CHAPITRE VIII
L’officier de service de nuit était un homme cynique, compétent, usé. Mon tour venu, j’arrivai devant son bureau.
— Alors à toi. Tiens-toi droit. Rentre le ventre. Rentre le menton. Bombe le torse. La tête droite. Regarde devant toi. Tourne à gauche. Tourne à droite. Reviens de face. Les mains en avant. Les paumes dehors. Les paumes dedans. Remonte tes manches. Pas de cicatrice visible. Cheveux noirs, grisonnants par places, yeux marron, un mètre quatre-vingts. Poids quatre-vingts kilos. Nom : Philip Marlowe. Métier : détective privé… Tiens, tiens, content de vous voir, Marlowe. Ce sera tout. Au suivant…
Le troisième jour, un gardien entra dans ma cellule dans le courant de la matinée.
— Votre avocat est ici. Éteignez ce mégot… Pas par terre.
Je jetai ma cigarette dans la cuvette des cabinets. Il me conduisit au parloir. Un grand type brun et pâle était debout devant la fenêtre. Une épaisse serviette de cuir était posée sur la table. Il se retourna et attendit que la porte fut refermée. Puis il s’assit près de sa serviette à l’extrémité d’une table de chêne qui datait du déluge. Et encore, Noé devait l’avoir achetée d’occasion ! L’avocat ouvrit un étui à cigarettes d’argent, le posa devant lui et leva les yeux vers moi.
— Asseyez-vous, Marlowe. Cigarette ? Je m’appelle Endicott. Sewell Endicott. Quelqu’un m’a chargé de votre défense. Ça ne vous coûtera rien. Je suppose que vous aimeriez sortir d’ici.
Je m’assis et pris une cigarette. Il me tendit son briquet.
— Qui vous envoie, au juste ?
— Je ne suis pas autorisé à vous le dire. Si vous m’acceptez comme avocat, il ne sera pas question d’honoraires.
Il jeta un coup d’œil à sa montre-bracelet d’un air pincé.
— Voulez-vous être libéré sous caution ou non ?
— Réflexion faite, non merci. Un type libéré sous caution est déjà à moitié coupable, aux yeux du public.
— Mais, c’est ridicule ! dit-il d’un ton impatient.
— D’accord, c’est ridicule. Je suis ridicule. Autrement, je ne serais pas ici. Si vous êtes en rapport avec Lennox, dites-lui de ne pas s’en faire pour moi. Je ne suis pas ici à cause de lui, mais à cause de moi.
— Je vois, dit-il. Mais je vous signale que je ne suis pas en rapport avec Lennox. Je le connais à peine. Si je savais où il était, je serais obligé de le signaler au district attorney.
— Je vais voir venir pendant un ou deux jours, fis-je. S’ils pincent Terry, ils ne se foutront pas mal de la manière dont il a filé. La seule chose qui les intéressera, c’est le numéro de cirque qu’ils pourront faire à l’occasion du procès. Le meurtre de la fille de M. Harlan Potter, ça fera un sacré bruit dans toute la presse. Un type aussi putain que Springer peut passer attorney général avec une affaire pareille. De là à s’asseoir dans le fauteuil du gouverneur et ensuite…
Je n’achevai pas ma phrase. Endicott eut un sourire méprisant.
— Vous n’en savez vraiment pas long sur Harlan Potter, dit-il.
— Et s’ils n’attrapent pas Lennox, ils ne tiendront pas à savoir comment il a filé, monsieur Endicott. Ils ne demanderont qu’une chose : enterrer toute l’histoire, et vite.

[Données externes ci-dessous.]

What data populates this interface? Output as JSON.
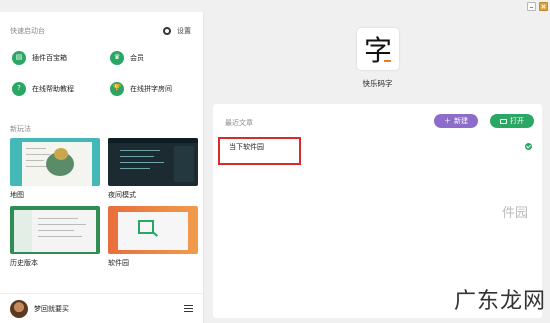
{
  "window": {
    "min_icon": "minimize-icon",
    "close_icon": "close-icon"
  },
  "left": {
    "title": "快速启动台",
    "settings_label": "设置",
    "quick_items": [
      {
        "label": "插件百宝箱",
        "icon": "plugin-icon",
        "glyph": "▤"
      },
      {
        "label": "会员",
        "icon": "crown-icon",
        "glyph": "♛"
      },
      {
        "label": "在线帮助教程",
        "icon": "help-icon",
        "glyph": "?"
      },
      {
        "label": "在线拼字房间",
        "icon": "trophy-icon",
        "glyph": "🏆"
      }
    ],
    "new_play_title": "新玩法",
    "cards": [
      {
        "label": "地图"
      },
      {
        "label": "夜间模式"
      },
      {
        "label": "历史版本"
      },
      {
        "label": "软件园"
      }
    ],
    "user_name": "梦回就要买"
  },
  "right": {
    "logo_char": "字",
    "app_name": "快乐码字",
    "recent_title": "最近文章",
    "new_button": "新建",
    "open_button": "打开",
    "rows": [
      {
        "name": "当下软件园",
        "synced": true
      }
    ],
    "watermark_main": "广东龙网",
    "watermark_side": "件园"
  },
  "colors": {
    "green": "#2aa764",
    "purple": "#8e6cc9",
    "highlight": "#d62b2b"
  }
}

— Vous avez tout prévu, hein, Marlowe ?
— J’ai eu le temps. Tout ce que je sais sur M. Harlan Potter, c’est qu’il vaut dans les cent millions de dollars et qu’il possède neuf ou dix journaux. Comment marche la publicité, au fait ?
— La publicité ? répéta-t-il d’un ton glacial.
— Oui. On n’est pas encore venu m’interviewer. Moi qui espérais avoir la vedette dans les canards avec cette histoire-là, et une flopée de clients à la clef… « Un détective privé emprisonné pour avoir refusé de vendre un copain. »
Il regagna la porte et, la main sur le bouton, se retourna :
— Marlowe, vous m’amusez. Vous avez vraiment un côté puéril. Cent millions de dollars peuvent servir à monter une affaire en épingle, c’est entendu. Mais, employés à bon escient, ils peuvent aussi, mon garçon, l’escamoter complètement !
Il ouvrit la porte et sortit. Un gardien entra et me ramena à la cellule n° 3.
— Vous n’allez pas rester longtemps chez nous si vous avez Endicott, dit-il, jovial, en tournant la clef dans la serrure.